L’expulsion de Salah Hamouri est un « test » pour les habitants de Jérusalem-Est, a plaidé récemment son avocate Leah Tsemel, disant craindre que le futur gouvernement israélien multiplie les révocations de permis de résident de Palestiniens nés dans la ville sainte
Salah Hamouri travaillait pour l’ONG Addammeer qui défend les prisonniers palestiniens. Une ONG considérée par Israël comme une « organisation terroriste » (AFP/Abbas Momani)
Salah Hamouri travaillait pour l’ONG Addammeer qui défend les prisonniers palestiniens. Une ONG considérée par Israël comme une « organisation terroriste » (AFP/Abbas Momani)
Par AFP

Après des mois de sagas judiciaires, Israël a expulsé dimanche l’avocat franco-palestinien Salah Hamouri détenu sans accusation formelle dans des prisons israéliennes depuis le mois de mars.

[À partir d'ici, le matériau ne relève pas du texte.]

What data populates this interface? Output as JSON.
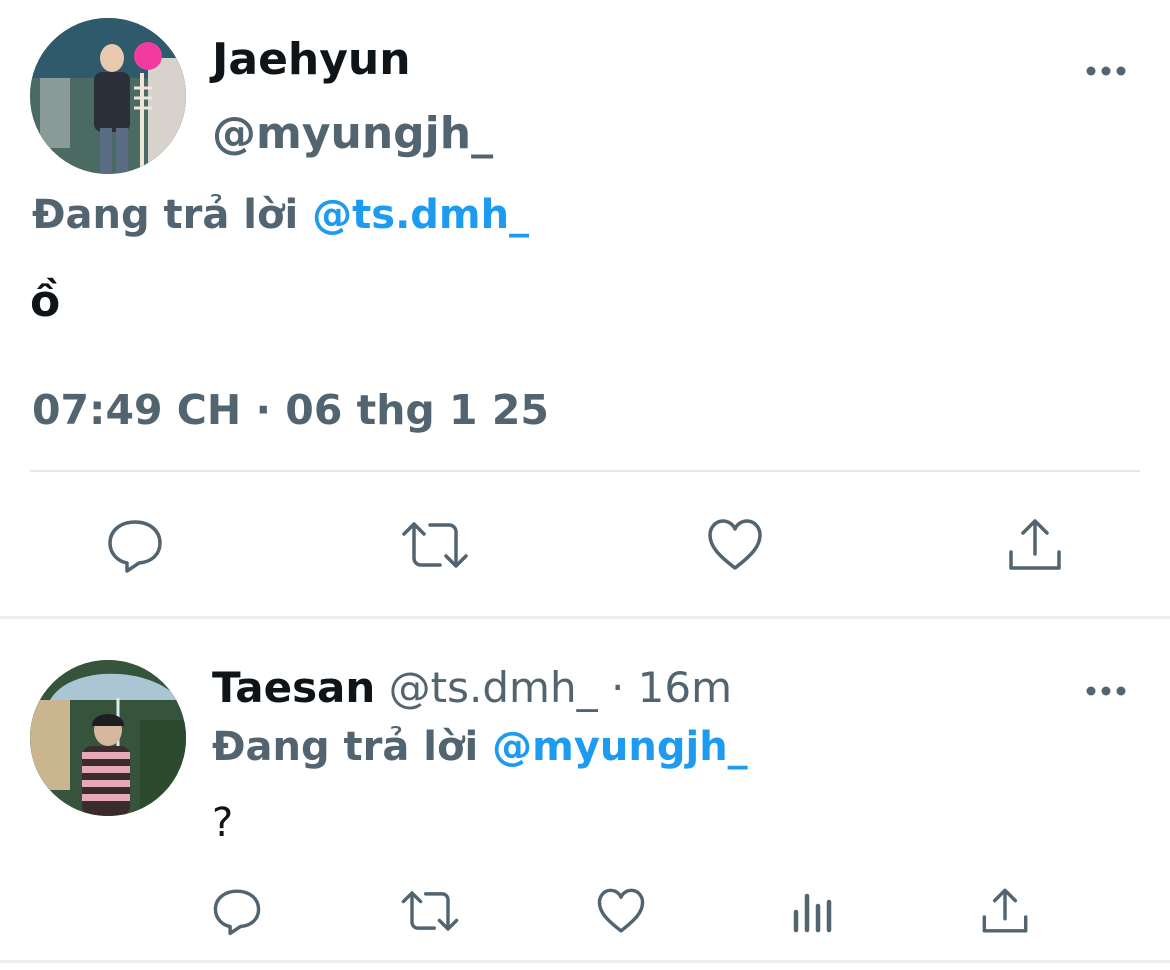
{
  "main_tweet": {
    "display_name": "Jaehyun",
    "handle": "@myungjh_",
    "replying_prefix": "Đang trả lời",
    "replying_to": "@ts.dmh_",
    "text": "ồ",
    "timestamp": "07:49 CH · 06 thg 1 25",
    "more_icon": "more-horizontal-icon",
    "actions": {
      "reply_icon": "reply-icon",
      "retweet_icon": "retweet-icon",
      "like_icon": "heart-icon",
      "share_icon": "share-icon"
    }
  },
  "reply_tweet": {
    "display_name": "Taesan",
    "handle": "@ts.dmh_",
    "separator": "·",
    "age": "16m",
    "replying_prefix": "Đang trả lời",
    "replying_to": "@myungjh_",
    "text": "?",
    "more_icon": "more-horizontal-icon",
    "actions": {
      "reply_icon": "reply-icon",
      "retweet_icon": "retweet-icon",
      "like_icon": "heart-icon",
      "views_icon": "views-icon",
      "share_icon": "share-icon"
    }
  },
  "colors": {
    "text_primary": "#0f1419",
    "text_secondary": "#536471",
    "mention": "#1d9bf0",
    "divider": "#e6e9ec",
    "background": "#ffffff"
  }
}
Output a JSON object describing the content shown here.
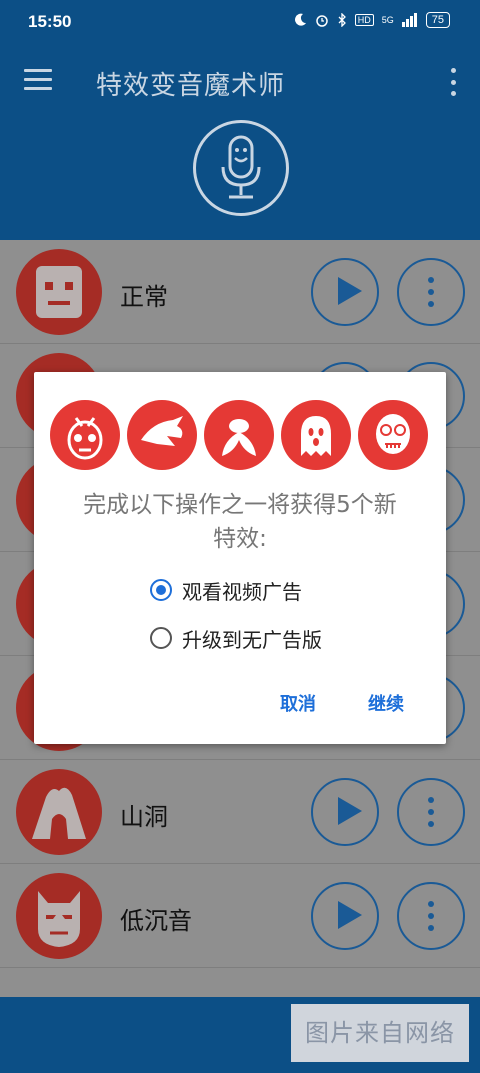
{
  "status_bar": {
    "time": "15:50",
    "network": "5G",
    "battery": "75"
  },
  "app_bar": {
    "title": "特效变音魔术师"
  },
  "effects": [
    {
      "label": "正常"
    },
    {
      "label": ""
    },
    {
      "label": ""
    },
    {
      "label": ""
    },
    {
      "label": ""
    },
    {
      "label": "山洞"
    },
    {
      "label": "低沉音"
    }
  ],
  "dialog": {
    "message": "完成以下操作之一将获得5个新特效:",
    "options": [
      {
        "label": "观看视频广告",
        "selected": true
      },
      {
        "label": "升级到无广告版",
        "selected": false
      }
    ],
    "cancel": "取消",
    "continue": "继续",
    "badge_icons": [
      "alien-icon",
      "dragon-icon",
      "fly-icon",
      "ghost-icon",
      "jigsaw-icon"
    ]
  },
  "watermark": "图片来自网络",
  "colors": {
    "primary": "#0c4f86",
    "accent": "#e53935",
    "button": "#1a5a96",
    "link": "#1e6fd9"
  }
}
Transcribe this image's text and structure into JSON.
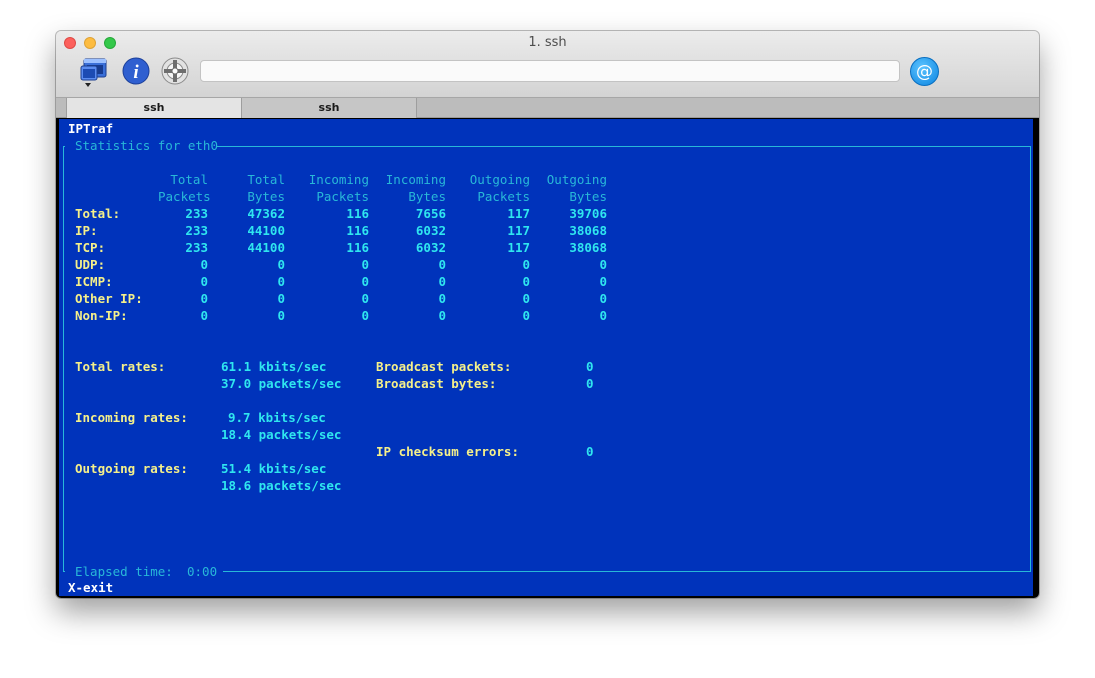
{
  "window": {
    "title": "1. ssh",
    "tabs": [
      {
        "label": "ssh",
        "active": true
      },
      {
        "label": "ssh",
        "active": false
      }
    ]
  },
  "colors": {
    "terminal_bg": "#0033bb",
    "heading": "#ffffff",
    "label": "#f5f08a",
    "value": "#2fe6ef",
    "border": "#28b8d8"
  },
  "terminal": {
    "app_title": "IPTraf",
    "panel_title": "Statistics for eth0",
    "columns": [
      [
        "Total",
        "Packets"
      ],
      [
        "Total",
        "Bytes"
      ],
      [
        "Incoming",
        "Packets"
      ],
      [
        "Incoming",
        "Bytes"
      ],
      [
        "Outgoing",
        "Packets"
      ],
      [
        "Outgoing",
        "Bytes"
      ]
    ],
    "rows": [
      {
        "label": "Total:",
        "values": [
          "233",
          "47362",
          "116",
          "7656",
          "117",
          "39706"
        ]
      },
      {
        "label": "IP:",
        "values": [
          "233",
          "44100",
          "116",
          "6032",
          "117",
          "38068"
        ]
      },
      {
        "label": "TCP:",
        "values": [
          "233",
          "44100",
          "116",
          "6032",
          "117",
          "38068"
        ]
      },
      {
        "label": "UDP:",
        "values": [
          "0",
          "0",
          "0",
          "0",
          "0",
          "0"
        ]
      },
      {
        "label": "ICMP:",
        "values": [
          "0",
          "0",
          "0",
          "0",
          "0",
          "0"
        ]
      },
      {
        "label": "Other IP:",
        "values": [
          "0",
          "0",
          "0",
          "0",
          "0",
          "0"
        ]
      },
      {
        "label": "Non-IP:",
        "values": [
          "0",
          "0",
          "0",
          "0",
          "0",
          "0"
        ]
      }
    ],
    "rates": {
      "total_label": "Total rates:",
      "total_kbits": "61.1 kbits/sec",
      "total_packets": "37.0 packets/sec",
      "incoming_label": "Incoming rates:",
      "incoming_kbits": "9.7 kbits/sec",
      "incoming_packets": "18.4 packets/sec",
      "outgoing_label": "Outgoing rates:",
      "outgoing_kbits": "51.4 kbits/sec",
      "outgoing_packets": "18.6 packets/sec"
    },
    "side": {
      "broadcast_packets_label": "Broadcast packets:",
      "broadcast_packets_value": "0",
      "broadcast_bytes_label": "Broadcast bytes:",
      "broadcast_bytes_value": "0",
      "checksum_label": "IP checksum errors:",
      "checksum_value": "0"
    },
    "elapsed_label": "Elapsed time:",
    "elapsed_value": "0:00",
    "exit_hint": "X-exit"
  }
}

Salah Hamouri « a été expulsé ce matin vers la France à la suite de la décision de la ministre de l’Intérieur Ayelet Shaked de lui retirer son statut de résident », a indiqué le ministère israélien de l’Intérieur dans un communiqué.

Âgé de 37 ans, Salah Hamouri avait été condamné en mars à trois mois de détention administrative, une mesure controversée permettant à Israël d’incarcérer des suspects sans accusation formelle.

Soupçonné par Israël de liens – ce qu’il nie – avec le Front populaire de libération de la Palestine (FPLP), une organisation jugée terroriste par Israël et l’Union européenne, Salah Hamouri avait appris fin novembre qu’il allait être expulsé en décembre vers la France.

Mais son expulsion avait été reportée à la suite d’audiences devant la justice militaire, ses avocats remettant en cause son ordre d’expulsion et aussi la révocation de son statut de résident de Jérusalem-Est.   

Né dans cette partie de la ville sainte, annexée et occupée par Israël, Salah Hamouri ne dispose pas de la nationalité israélienne mais d’un permis de résidence, que les autorités israéliennes ont révoqué, ce qu’il conteste.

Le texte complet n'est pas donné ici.